This is the time of year for big proclamations, big goals and big dreams. Maybe you want to finish your first Olympic distance race, make an age group podium, or even qualify for Kona. Now is the time for those goals to take shape and race entries to be purchased.
Many triathletes think that harder, more intense workouts could be the answer to getting to the next level. Or you might drop a lot of money on fancy recovery boots or expensive cryotherapy treatments in the hope that you can recover better this year.
If that sounds like you, may I suggest an alternative? Instead of focusing on big, sweeping (and let’s face it, expensive) changes, this quick start guide gives you one actionable item to focus on per day, week, or month. Try one or try them all and you could improve your race results without modifying a single workout or breaking a sweat.
Note: although I’ve hit on a few of the performance pillars below, it’s best to assess your limiters with your coach to determine the right direction
Nutrition: Eat one salad per day.
You may think you’re already eating healthy but many athletes actually struggle to get adequate nutrition to support their training load. My recommendation for busy athletes is to eat a big salad at lunch to stock up on veggies and micronutrients. Plus it means easy meal-planning during the week because you can prep toppings and bring in bulk to the office.
Hydration: Drink one large bottle (30oz+) throughout the day.
Many of us struggle to drink enough water during the day between workouts. It’s easy to slip when the day is filled with a morning cup of coffee or meetings that keep you away from your desk. My recommendation is to carry a large sports bottle with you throughout the day. A single bottle won’t meet your daily hydration needs but it will get you on the right track to staying hydrated.
Sleep: Get in bed 30 minutes earlier per night.

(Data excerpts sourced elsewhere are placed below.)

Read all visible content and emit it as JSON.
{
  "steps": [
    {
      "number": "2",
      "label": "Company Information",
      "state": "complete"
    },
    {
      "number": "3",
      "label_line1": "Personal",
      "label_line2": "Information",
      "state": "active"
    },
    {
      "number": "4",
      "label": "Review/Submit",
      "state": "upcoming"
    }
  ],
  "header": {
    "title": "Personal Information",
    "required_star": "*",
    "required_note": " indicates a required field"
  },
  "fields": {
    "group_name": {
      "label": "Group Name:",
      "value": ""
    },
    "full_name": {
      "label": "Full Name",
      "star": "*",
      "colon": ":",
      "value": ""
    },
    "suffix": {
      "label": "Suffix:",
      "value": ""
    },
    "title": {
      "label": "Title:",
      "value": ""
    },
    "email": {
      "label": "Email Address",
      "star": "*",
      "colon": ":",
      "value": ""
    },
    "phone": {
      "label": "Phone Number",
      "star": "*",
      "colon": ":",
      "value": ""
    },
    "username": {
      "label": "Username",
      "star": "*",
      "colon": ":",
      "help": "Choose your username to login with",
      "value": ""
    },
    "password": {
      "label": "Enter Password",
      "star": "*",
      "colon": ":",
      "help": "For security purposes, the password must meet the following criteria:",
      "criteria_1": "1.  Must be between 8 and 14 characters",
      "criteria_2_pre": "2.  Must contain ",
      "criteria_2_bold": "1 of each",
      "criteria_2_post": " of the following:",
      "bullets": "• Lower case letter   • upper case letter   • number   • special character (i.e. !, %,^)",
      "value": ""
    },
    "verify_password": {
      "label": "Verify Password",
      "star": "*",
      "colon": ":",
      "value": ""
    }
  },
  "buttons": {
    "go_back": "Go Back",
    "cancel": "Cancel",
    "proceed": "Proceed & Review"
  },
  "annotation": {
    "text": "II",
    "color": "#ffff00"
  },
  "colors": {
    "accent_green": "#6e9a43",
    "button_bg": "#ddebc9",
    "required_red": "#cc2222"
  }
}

Coaches, doctors and parents everywhere have been telling us to get more sleep for years. We know it’s good for our health, yet with a pile of laundry waiting, kids to read to, and work emails to check, it’s increasingly hard to get the recommended hours of shuteye per night. That’s why I recommend getting in bed just thirty minutes earlier per night. You have to start somewhere, and that extra thirty minutes means increased recovery.
Recovery: Commit to foam rolling & stretching five minutes per day.
Foam rolling and stretching are the perfect activities to complement watching Netflix. Or try it right before you shower after a workout. Just a few minutes a day will help you feel more mobile and help your legs recover before your next workout.
Strength: Spend one day a week doing resistance training.
Weights are your friends. Not just for strength gains but to maintain your existing strength as you age. Resistance training comes in many forms (TRX, circuit training, pilates, are just a few examples) so find a class or style that suits your personality and get stronger this winter! Your body will thank you with increased injury resistance and durability when the season heats up.
Efficiency: Practice your transitions.
With so much emphasis on your actual fitness level within training plans, transitions are often the neglected discipline of triathlon. Practice doing transitions under two minutes and in pressure situations. Get a stopwatch and go through each step one day per week. And don’t forget the dreaded T1. A little practice will make wrestling with your wetsuit that much easier on race day.